Kant da şöyle düşünüyor: Bilgimiz, dışımızdaki nesnelerden geleneklerle düzenleniyor inancına dayanarak metafizik olayları çözemiyorum. bir de tersini deneyeceğim..
"Dünyamızın, onların çevresinde döndüğünü varsayarak bakacağım olaylara."
"Dışımızdaki nesneler, bilgimizden gidenlerle düzenleniyor inancına dayanarak bakacağım metafizik olaylara." (Kant, Kritik der Reinen Vernunft, ikinci baskı önsözü)
İşte Immanuel Kant 'ın en zor anlaşılan serüveni böyle başlar.
İnsan aklını tanrılaştıran filozofların aksine, Kant ona bir sınır çiziyor. onun güçsüzlüğünü gösteriyor ve aklın sınırlarını aşan asla bilinemeyecek bir metafizik alemi olduğuna inanıyor.
İnsan aklının gücüyle güçsüzlüğünün çelişkisini bu şekilde ortaya koymak, diyalektik yönteme götüren adımlardan en büyüğünü atmak demekti.
Kant, kendi gençliğini bir olgunlaşmamışlık dönemi olarak görse de, ve bunun nedenini gençlik yıllarında henüz bir varoluş tarzının oturmadığını düşünmesi olsa da,
gençlik yılları eserlerinin ve geliştirdiği düşünce sistemlerinin gelecek felsefe birikiminde yadsınamaz bir etkisi olduğunu rahatlıkla söyleyebilirim.
usun sınırlarını çizmeye deneyi inceleyerek başladı Kant.
deneyin sınırlı olduğunu söyledi. matematik yargılarının hiçbirinin deneyden çıkarıladığını, örneğin "iki kere ikinin dört ettiğinin" deneysel bir sonuç olmadığını ifade etti. ancak yine de, matematiksel olguları metafiziksel olgularla bağdaştırmadı. iki kere ikinin denenebileceğini, lakin tanrı'nın varlığının hiçbir zaman denenemeyeceğini dolayısıyla matematiksel yargıların her zaman deneye uzanabileceğini söyledi.
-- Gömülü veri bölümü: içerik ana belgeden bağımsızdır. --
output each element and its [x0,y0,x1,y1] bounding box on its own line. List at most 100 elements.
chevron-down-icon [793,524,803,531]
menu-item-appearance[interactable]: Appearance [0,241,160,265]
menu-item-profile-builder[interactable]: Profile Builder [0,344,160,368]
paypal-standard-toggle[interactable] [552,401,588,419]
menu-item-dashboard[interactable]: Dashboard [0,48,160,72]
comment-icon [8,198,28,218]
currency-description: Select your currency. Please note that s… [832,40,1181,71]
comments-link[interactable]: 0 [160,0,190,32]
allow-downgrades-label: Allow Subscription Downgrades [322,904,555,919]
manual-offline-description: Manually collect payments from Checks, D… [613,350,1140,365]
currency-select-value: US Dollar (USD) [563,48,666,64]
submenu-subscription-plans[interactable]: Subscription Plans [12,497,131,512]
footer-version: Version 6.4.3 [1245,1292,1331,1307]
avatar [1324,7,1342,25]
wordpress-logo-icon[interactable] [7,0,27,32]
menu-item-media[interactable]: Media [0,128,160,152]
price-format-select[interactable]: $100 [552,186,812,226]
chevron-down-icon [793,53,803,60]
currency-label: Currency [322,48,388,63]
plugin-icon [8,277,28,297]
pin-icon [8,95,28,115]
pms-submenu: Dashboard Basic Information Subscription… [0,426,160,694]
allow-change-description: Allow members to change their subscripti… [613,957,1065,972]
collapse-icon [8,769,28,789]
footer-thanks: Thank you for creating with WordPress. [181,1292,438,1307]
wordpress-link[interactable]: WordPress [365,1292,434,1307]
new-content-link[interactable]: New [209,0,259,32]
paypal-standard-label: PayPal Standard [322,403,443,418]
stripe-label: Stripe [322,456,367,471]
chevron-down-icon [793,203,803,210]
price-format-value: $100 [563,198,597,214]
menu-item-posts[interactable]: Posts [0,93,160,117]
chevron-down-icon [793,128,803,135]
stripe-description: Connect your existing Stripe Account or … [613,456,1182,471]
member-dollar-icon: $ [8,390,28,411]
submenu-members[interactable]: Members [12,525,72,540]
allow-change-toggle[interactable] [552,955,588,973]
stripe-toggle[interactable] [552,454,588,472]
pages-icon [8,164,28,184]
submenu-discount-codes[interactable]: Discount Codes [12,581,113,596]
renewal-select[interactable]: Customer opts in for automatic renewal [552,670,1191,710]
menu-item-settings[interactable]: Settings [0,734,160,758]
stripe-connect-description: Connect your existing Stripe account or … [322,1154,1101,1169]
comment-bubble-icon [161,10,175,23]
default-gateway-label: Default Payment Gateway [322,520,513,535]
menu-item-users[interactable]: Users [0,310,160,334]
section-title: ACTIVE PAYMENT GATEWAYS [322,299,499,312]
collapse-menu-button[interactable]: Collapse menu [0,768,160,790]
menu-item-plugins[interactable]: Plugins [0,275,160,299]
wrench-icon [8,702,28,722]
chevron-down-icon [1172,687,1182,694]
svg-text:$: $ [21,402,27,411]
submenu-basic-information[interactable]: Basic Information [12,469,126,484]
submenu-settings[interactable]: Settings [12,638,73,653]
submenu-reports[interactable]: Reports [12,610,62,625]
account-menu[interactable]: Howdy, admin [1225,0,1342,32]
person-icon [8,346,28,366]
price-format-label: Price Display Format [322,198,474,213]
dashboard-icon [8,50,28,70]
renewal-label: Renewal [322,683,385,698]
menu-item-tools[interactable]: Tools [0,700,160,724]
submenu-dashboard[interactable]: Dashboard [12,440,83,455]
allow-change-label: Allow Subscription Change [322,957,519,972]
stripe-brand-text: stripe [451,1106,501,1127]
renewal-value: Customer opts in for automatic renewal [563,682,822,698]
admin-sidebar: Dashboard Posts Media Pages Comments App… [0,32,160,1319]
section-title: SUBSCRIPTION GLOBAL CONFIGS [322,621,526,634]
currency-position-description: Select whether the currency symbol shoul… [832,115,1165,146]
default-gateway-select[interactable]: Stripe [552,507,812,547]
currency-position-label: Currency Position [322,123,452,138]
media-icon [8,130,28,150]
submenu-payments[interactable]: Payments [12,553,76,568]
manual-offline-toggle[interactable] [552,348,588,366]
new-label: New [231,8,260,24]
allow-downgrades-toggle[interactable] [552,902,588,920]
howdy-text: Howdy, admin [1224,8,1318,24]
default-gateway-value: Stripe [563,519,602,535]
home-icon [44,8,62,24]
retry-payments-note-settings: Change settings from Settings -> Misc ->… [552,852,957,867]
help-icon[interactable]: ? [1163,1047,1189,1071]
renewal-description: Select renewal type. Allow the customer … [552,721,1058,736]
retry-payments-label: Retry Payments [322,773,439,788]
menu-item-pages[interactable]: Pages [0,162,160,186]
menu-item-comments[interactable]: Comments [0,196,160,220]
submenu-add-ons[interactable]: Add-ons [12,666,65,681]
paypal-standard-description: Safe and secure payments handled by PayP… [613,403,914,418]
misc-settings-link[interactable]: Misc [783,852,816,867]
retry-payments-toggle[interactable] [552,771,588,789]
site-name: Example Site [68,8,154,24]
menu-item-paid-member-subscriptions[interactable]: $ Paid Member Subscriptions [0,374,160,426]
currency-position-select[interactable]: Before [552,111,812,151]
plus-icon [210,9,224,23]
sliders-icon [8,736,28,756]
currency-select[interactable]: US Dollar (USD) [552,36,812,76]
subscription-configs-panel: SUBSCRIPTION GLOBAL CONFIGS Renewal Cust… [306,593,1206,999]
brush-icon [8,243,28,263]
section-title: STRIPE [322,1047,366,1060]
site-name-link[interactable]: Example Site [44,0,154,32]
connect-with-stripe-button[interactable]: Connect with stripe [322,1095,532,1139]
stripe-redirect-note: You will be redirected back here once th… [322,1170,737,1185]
kant din konusundaki bu ifadeden sonra hükümetten ihtar aldı.
ancak kaçınılmazdı ki, tarihsel düşünce diyalektiği 18. yüzyıl sentezini us'ta gerçekleştirecekti. bu ortamda kant; gerçekte bildiğimiz hiçbir şeyin olmadığını ve bizlerin gizlerle dolu evrende bir düş'ün düşünü görmekte olduğumuzu ileri sürdü. bildiğimizi sandığımız şeylerin yalnızca olaylar olduğunu ve bu olayların bilmediğimiz bir nesnenin, asla bilemeyeceğimiz bir özne ile olan ilişkisinden doğduğunu söyledi. dolayısıyla us, kant'ta iki bilinemezin arasına sıkıştı.
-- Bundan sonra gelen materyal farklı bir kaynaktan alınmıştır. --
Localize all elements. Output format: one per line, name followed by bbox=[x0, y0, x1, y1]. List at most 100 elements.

kritik der reinen vernunft'da (saf aklın eleştirisi, salt us'un eleştirisi) us'un özgür olma dileğini ve işe yaramadığını gördü.
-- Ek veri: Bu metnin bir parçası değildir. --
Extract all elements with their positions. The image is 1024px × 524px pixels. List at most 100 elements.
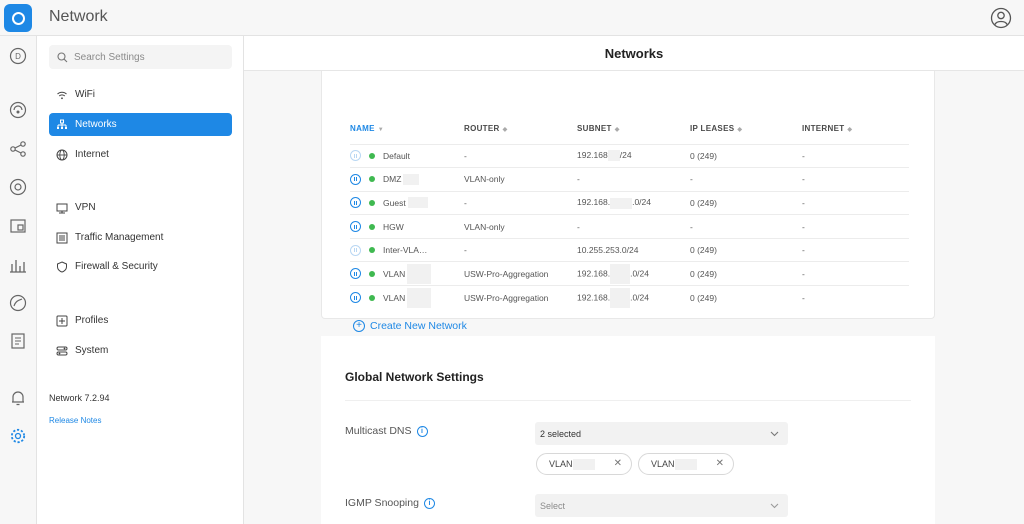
network-type-icon — [350, 268, 361, 280]
table-row[interactable]: HGW VLAN-only - - - — [350, 214, 909, 239]
multicast-dns-label: Multicast DNS i — [345, 425, 428, 437]
sort-caret-icon: ▼ — [377, 126, 385, 133]
nav-item-label: Networks — [75, 119, 117, 130]
info-icon[interactable]: i — [423, 497, 435, 509]
plus-circle-icon: + — [353, 320, 365, 332]
traffic-icon — [56, 232, 68, 244]
ip-leases-cell: 0 (249) — [690, 143, 802, 168]
igmp-snooping-select[interactable]: Select — [535, 494, 788, 517]
networks-table: NAME ▼ ROUTER ◆ SUBNET ◆ IP LEASES ◆ INTERNE… — [350, 113, 909, 310]
table-row[interactable]: VLAN USW-Pro-Aggregation 192.168. .0/24 0… — [350, 285, 909, 310]
chevron-down-icon — [770, 431, 779, 436]
statistics-icon[interactable] — [8, 255, 28, 275]
nav-item-label: VPN — [75, 202, 96, 213]
alerts-icon[interactable] — [8, 388, 28, 408]
clients-icon[interactable] — [8, 177, 28, 197]
remove-chip-icon[interactable]: ✕ — [614, 458, 622, 469]
devices-icon[interactable] — [8, 216, 28, 236]
status-dot — [369, 247, 375, 254]
nav-item-system[interactable]: System — [49, 339, 232, 362]
network-type-icon — [350, 173, 361, 185]
nav-item-internet[interactable]: Internet — [49, 143, 232, 166]
info-icon[interactable]: i — [416, 425, 428, 437]
sort-caret-icon: ◆ — [737, 126, 743, 133]
multicast-dns-select[interactable]: 2 selected — [535, 422, 788, 445]
status-dot — [369, 223, 375, 230]
column-header-name[interactable]: NAME ▼ — [350, 113, 464, 144]
table-row[interactable]: VLAN USW-Pro-Aggregation 192.168. .0/24 0… — [350, 261, 909, 286]
profiles-icon — [56, 315, 68, 327]
chevron-down-icon — [770, 503, 779, 508]
redacted-block — [610, 197, 633, 209]
global-network-settings: Global Network Settings Multicast DNS i … — [321, 336, 935, 524]
selected-chip: VLAN ✕ — [536, 453, 632, 475]
shield-icon — [56, 260, 68, 273]
nav-item-label: Traffic Management — [75, 232, 164, 243]
nav-item-vpn[interactable]: VPN — [49, 196, 232, 219]
redacted-block — [407, 197, 428, 209]
nav-item-label: Internet — [75, 149, 109, 160]
vpn-icon — [56, 202, 68, 214]
network-type-icon — [350, 221, 361, 233]
internet-cell: - — [802, 214, 909, 239]
internet-cell: - — [802, 237, 909, 262]
app-version: Network 7.2.94 — [49, 393, 110, 403]
router-cell: VLAN-only — [464, 214, 577, 239]
igmp-snooping-label: IGMP Snooping i — [345, 497, 435, 509]
settings-icon[interactable] — [8, 426, 28, 446]
nav-item-networks[interactable]: Networks — [49, 113, 232, 136]
network-topology-icon[interactable] — [8, 139, 28, 159]
nav-item-profiles[interactable]: Profiles — [49, 309, 232, 332]
nav-item-firewall-security[interactable]: Firewall & Security — [49, 255, 232, 278]
column-header-router[interactable]: ROUTER ◆ — [464, 113, 577, 144]
redacted-block — [610, 287, 631, 308]
logs-icon[interactable] — [8, 331, 28, 351]
table-row[interactable]: Guest - 192.168. .0/24 0 (249) - — [350, 190, 909, 215]
networks-icon — [56, 119, 68, 131]
subnet-cell: 192.168/24 — [577, 143, 690, 168]
redacted-block — [407, 287, 432, 308]
redacted-block — [572, 458, 595, 470]
table-row[interactable]: DMZ VLAN-only - - - — [350, 167, 909, 192]
user-account-icon[interactable] — [990, 7, 1012, 29]
insights-icon[interactable] — [8, 293, 28, 313]
nav-item-traffic-management[interactable]: Traffic Management — [49, 226, 232, 249]
nav-item-label: WiFi — [75, 89, 95, 100]
search-placeholder: Search Settings — [74, 51, 145, 63]
nav-item-label: System — [75, 345, 109, 356]
wifi-icon — [56, 89, 68, 101]
table-row[interactable]: Default - 192.168/24 0 (249) - — [350, 143, 909, 168]
sort-caret-icon: ◆ — [847, 126, 853, 133]
router-cell: VLAN-only — [464, 167, 577, 192]
unifi-logo-icon[interactable] — [4, 4, 32, 32]
internet-cell: - — [802, 167, 909, 192]
nav-item-wifi[interactable]: WiFi — [49, 83, 232, 106]
search-input[interactable]: Search Settings — [49, 45, 232, 69]
redacted-block — [403, 173, 420, 185]
dashboard-icon[interactable]: D — [8, 46, 28, 66]
ip-leases-cell: 0 (249) — [690, 190, 802, 215]
column-header-ip-leases[interactable]: IP LEASES ◆ — [690, 113, 802, 144]
internet-cell: - — [802, 190, 909, 215]
router-cell: - — [464, 237, 577, 262]
redacted-block — [407, 263, 432, 284]
ip-leases-cell: - — [690, 167, 802, 192]
sort-caret-icon: ◆ — [502, 126, 508, 133]
subnet-cell: - — [577, 214, 690, 239]
release-notes-link[interactable]: Release Notes — [49, 416, 101, 425]
table-row[interactable]: Inter-VLA… - 10.255.253.0/24 0 (249) - — [350, 237, 909, 262]
network-type-icon — [350, 292, 361, 304]
redacted-block — [674, 458, 697, 470]
router-cell: USW-Pro-Aggregation — [464, 285, 577, 310]
topology-icon[interactable] — [8, 100, 28, 120]
network-name: DMZ — [383, 174, 402, 185]
remove-chip-icon[interactable]: ✕ — [716, 458, 724, 469]
redacted-block — [610, 263, 631, 284]
nav-item-label: Firewall & Security — [75, 261, 158, 272]
selected-chip: VLAN ✕ — [638, 453, 734, 475]
column-header-internet[interactable]: INTERNET ◆ — [802, 113, 909, 144]
internet-cell: - — [802, 261, 909, 286]
create-new-network-button[interactable]: + Create New Network — [353, 320, 467, 332]
column-header-subnet[interactable]: SUBNET ◆ — [577, 113, 690, 144]
router-cell: USW-Pro-Aggregation — [464, 261, 577, 286]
yine kant'a göre us; deneyden koparak metafizik yapamayacağı gibi, deneyi verilerinin arkasına geçerek fizik de yapamazdı. çünkü deney bize sadece görüneni verir, oysa biz bu görünenin ardında bir şey ararız. bu 'şey', hiçbir zaman bilinemez.
kant şunu düşündü: salt us, deneyle olan bağını kopararak kuram üretemiyor, peki eylem yapabilir mi?
us, uygulayıcı olabilirdi. ancak bu durumda adı irade olurdu. burada zorunlulukla olandan çok özgürlükle olanla ilgilendi. özgürlükle olmayan iyiliğin hicbir anlamı yoktur, dedi ve us'un uygulayıcı olarak çok önemli bir görevi olduğunu söyledi:
"iyiliği; özgürlükle, salt iyilik için gerçekleştirmek."
burada özgürlükle kişisel çıkar yasanın bir çelişkisi vardı: özgürlük zorlamıyor, sadece yükümlü kılıyordu. kendi yasasını kendi koyuyor, seçimi serbest bırakıyordu.
önceden konulmuş bir yasa yoktu.
kişisel çıkar ise insanlığı araç olarak görmekteydi, bu da deneyle yeniden ilişki kuruyordu ve özgürlüğü yitirmemizi sağlıyordu.
kant'ın bu idealist eğilimi onun gute wille adını verdiği "özgür irade" kavramını oluşturdu.